Aaron ! Le dîner est prêt !
— Oui, sorella !
Une ville comme une autre, en surface. Des trottoirs bordés d’arbres, des passants absorbés par leur routine, des familles qui se rassemblent autour d’un repas. Mais pour Meredith Rossi et son petit frère, cette normalité était une illusion inaccessible, un rêve suspendu hors de portée. Depuis qu’ils avaient fui la maison, survivre tenait plus de la débrouille que du quotidien tranquille.
— Sorella, t’as rien mangé, dit Aaron en fronçant les sourcils.
— Laisse, mange tranquille, répondit-elle en forçant un sourire.
— Je sais que maman te manque… moi aussi. Mais ça fait déjà un an, tu sais, dit-il en mordant dans un morceau de tofu.
Elle baissa les yeux, le cœur serré.
— Je sais… Mais si ce n’était pas arrivé…
Meredith, douze ans à peine, lui pinça la joue en secouant la tête.
— Arrête. C’est pas ta faute, et je te pardonnerai pas si tu continues à dire ça.
— Pardon, souffla-t-elle.
— On parle plus de ça, ok ? Ça refroidit, reprit Aaron en se tournant vers son assiette.

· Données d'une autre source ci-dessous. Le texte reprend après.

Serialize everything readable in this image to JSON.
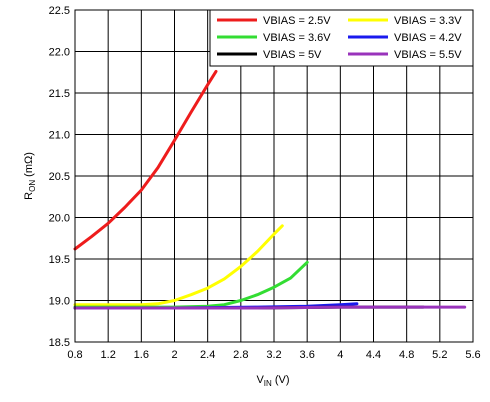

Elle acquiesça, murmurant un autre pardon à voix basse avant de piquer quelques bouchées. Elle oubliait parfois son rôle d’aînée. Elle aurait dû être la plus forte, celle qui rassure, qui guide, mais face aux tempêtes de la vie, Meredith avait souvent tendance à s’effacer. Quand les choses devenaient trop lourdes, elle se perdait dans le silence. À l’école, cela faisait d’elle une cible idéale. Le harcèlement, elle connaissait. Même en essayant de changer, elle n’arrivait jamais vraiment à se défendre.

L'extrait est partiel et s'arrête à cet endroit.